After examining the inadequacies of the current data query technologies driven by X12 EDI legacy systems, the pair bootstrapped Eligible in the attempt to develop a more effective product. Eight months later, Eligible’s REST API was completed and entered the market with the promise to bring swiftness and simplicity to the eligibility query process to medical providers and insurance carriers alike.
Today, Eligible’s API is connected to 700 insurance companies throughout the US, and it’s quickly gaining an edge on its competition thanks to its volume pricing. Even a minimum of 250,000 transactions per month only carries a five cent price tag per transaction, a notable cost reduction compared to offline queries. Companies like Kareo are processing thousands of transactions daily through Eligible; in total, the startup processes more than 10 thousand daily transactions for its customers. With that kind of capability and flexibility built into such technology, it’s easy to see why the market is sitting up and taking notice.
“The competition uses the old X12 EDI interface, which forces customers (developers) to spend resources on months of development work,” Gleason said. “Our API allows our customers to completely bypass the EDI transactions and accomplishes the same goal of connecting to more than 700 information sources in mere hours rather than months.”
Gleason continued: “The competition has a perverse incentive to offer the same, easy-to-implement service because they are also the providers of applications for hospitals and other health organizations, thus they would be cannibalizing themselves to innovate beyond that. They like the fact that the X12 EDI interface serves as a massive barrier to entry.”
While some may continue to bolster those barriers, Gleason and Krakow are far more interested in breaking them down –and quick. Although Eligible will be busy tapping into the ample market of eligibility queries (there were approximately 2 trillion last year alone), the company is also setting its sights on bringing technical simplicity to other relevant processes, including pre-authorizations, claim status, claim submissions, and real-time claim payments.
Brace for Impact
Eligible hopes to have all those transactions running as effortlessly as Visa or MasterCard payments by the end of the year. Another large year-end goal is to hit 1 million
transactions per week, and the company’s ambitions won’t end there. “We are seeing a window of opportunity where we can be the one place where all medical transactions such as billing, diagnostic, clinical, and pharmaceutical, can be normalized, passed, and easily integrated into existing health systems,” said Gleason.
Taking on the task of breaking down the already broken-down legacy infrastructure isn’t as easy as it sounds. Nevertheless it’s a vital piece to the big data movement. The healthcare industry needs companies like Eligible to do the heavy lifting of modernizing the technological infrastructure if it’s going to garner what it hopes to gain from big data.
Thanks to a healthy head start, Eligible has the potential to be a formidable player in the process. It’s already proven it has both the courage and the coding skills to get the job done. To date, the startup has seen a 60% growth week over week since it started and has raised approximately $750K in seed capital from Y Combinator, Rock Health, Deerfield, Start Fund, and number of angel investors.
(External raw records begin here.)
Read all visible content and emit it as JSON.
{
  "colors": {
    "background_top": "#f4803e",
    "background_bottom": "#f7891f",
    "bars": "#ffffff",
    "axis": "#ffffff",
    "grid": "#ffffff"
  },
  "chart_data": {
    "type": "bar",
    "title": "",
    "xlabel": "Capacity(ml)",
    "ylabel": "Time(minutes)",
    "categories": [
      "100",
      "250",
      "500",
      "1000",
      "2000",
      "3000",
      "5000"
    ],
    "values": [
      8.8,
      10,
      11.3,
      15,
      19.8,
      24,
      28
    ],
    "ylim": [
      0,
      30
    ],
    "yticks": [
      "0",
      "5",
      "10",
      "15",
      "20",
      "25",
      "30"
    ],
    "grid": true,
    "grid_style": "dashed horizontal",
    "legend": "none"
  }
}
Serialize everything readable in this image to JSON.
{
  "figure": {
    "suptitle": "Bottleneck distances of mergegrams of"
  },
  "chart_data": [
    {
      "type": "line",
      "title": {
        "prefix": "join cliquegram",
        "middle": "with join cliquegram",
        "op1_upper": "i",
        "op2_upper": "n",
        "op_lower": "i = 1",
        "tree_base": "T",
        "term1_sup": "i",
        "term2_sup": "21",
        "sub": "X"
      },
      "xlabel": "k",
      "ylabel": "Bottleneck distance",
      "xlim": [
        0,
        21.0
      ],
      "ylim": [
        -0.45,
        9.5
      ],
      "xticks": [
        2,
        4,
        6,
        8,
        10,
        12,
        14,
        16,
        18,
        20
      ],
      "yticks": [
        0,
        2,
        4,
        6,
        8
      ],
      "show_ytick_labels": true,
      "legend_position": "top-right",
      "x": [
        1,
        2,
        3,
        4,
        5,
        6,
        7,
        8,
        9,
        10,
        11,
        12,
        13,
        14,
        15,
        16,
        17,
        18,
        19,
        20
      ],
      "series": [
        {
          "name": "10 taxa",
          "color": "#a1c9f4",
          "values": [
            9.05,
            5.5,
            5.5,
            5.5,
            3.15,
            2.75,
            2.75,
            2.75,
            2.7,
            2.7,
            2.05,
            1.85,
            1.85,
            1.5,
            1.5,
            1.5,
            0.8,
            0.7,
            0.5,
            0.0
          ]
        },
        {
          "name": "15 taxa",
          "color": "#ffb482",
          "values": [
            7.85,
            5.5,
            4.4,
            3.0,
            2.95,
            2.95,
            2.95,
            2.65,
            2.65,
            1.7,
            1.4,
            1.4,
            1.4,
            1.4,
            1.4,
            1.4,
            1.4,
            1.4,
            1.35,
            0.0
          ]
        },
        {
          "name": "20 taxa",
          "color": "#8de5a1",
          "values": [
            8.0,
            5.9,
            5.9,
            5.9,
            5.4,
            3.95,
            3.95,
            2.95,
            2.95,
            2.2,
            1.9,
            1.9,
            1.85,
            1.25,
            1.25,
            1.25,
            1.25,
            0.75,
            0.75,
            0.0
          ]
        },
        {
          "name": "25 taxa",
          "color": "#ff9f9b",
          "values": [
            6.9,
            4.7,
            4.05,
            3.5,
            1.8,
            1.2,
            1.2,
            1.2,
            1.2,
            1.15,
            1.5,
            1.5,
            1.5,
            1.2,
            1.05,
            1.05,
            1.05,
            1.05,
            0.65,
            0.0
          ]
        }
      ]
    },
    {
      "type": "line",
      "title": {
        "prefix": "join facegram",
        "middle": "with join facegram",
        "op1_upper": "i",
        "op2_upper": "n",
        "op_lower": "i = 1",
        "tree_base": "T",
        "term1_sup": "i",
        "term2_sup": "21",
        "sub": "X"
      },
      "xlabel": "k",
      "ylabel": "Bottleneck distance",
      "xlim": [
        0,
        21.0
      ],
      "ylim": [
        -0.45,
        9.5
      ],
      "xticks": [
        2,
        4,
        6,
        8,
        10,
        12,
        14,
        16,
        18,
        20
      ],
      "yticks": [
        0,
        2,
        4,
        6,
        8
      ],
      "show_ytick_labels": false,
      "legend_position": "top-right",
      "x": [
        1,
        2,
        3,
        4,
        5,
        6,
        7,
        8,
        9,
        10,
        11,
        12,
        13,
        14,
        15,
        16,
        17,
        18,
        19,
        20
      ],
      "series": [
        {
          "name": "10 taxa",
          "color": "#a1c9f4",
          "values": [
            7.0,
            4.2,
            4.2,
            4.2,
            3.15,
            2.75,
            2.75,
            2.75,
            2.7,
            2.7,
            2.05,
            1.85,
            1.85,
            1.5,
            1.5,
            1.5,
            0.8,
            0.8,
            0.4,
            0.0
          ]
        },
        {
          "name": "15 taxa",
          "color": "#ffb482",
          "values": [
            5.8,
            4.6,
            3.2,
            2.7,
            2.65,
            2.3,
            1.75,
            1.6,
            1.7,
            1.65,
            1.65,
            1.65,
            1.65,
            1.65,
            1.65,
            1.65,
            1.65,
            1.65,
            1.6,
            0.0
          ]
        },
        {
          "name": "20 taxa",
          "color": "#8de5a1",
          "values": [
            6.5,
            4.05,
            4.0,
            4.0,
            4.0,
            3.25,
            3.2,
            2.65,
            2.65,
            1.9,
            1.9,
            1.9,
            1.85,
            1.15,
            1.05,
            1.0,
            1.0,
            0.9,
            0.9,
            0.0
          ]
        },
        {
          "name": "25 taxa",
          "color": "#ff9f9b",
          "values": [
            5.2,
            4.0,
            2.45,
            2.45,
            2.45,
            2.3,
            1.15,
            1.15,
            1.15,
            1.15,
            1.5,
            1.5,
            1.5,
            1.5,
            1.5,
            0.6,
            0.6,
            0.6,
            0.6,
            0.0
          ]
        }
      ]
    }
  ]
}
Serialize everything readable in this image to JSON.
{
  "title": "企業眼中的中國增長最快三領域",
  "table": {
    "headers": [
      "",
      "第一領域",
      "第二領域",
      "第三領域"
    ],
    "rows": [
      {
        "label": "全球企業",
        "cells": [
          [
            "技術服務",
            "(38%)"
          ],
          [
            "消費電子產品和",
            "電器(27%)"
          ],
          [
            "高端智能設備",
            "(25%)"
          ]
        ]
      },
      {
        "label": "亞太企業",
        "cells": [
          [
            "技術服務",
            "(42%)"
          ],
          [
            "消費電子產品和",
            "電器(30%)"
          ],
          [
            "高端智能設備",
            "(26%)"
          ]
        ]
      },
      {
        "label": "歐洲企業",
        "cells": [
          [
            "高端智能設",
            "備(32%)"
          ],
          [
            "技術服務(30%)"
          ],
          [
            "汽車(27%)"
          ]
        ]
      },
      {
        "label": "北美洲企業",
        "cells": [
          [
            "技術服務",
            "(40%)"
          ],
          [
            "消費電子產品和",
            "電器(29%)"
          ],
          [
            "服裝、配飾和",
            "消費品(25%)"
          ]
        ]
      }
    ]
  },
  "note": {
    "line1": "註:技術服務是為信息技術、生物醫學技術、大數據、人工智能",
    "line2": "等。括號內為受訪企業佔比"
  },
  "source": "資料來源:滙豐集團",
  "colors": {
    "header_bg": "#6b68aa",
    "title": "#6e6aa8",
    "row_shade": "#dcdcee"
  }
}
Bearing that in mind, the opportunities for Eligible seem substantial, as do the benefits for healthcare. How companies like Eligible will piece together the big data puzzle to create a fully integrated and efficient technical infrastructure isn’t entirely clear yet. What is apparent, however, is that big data’s potential impact is unfolding perhaps more quickly than we would expect. And Eligible seems to be a perfect example of that.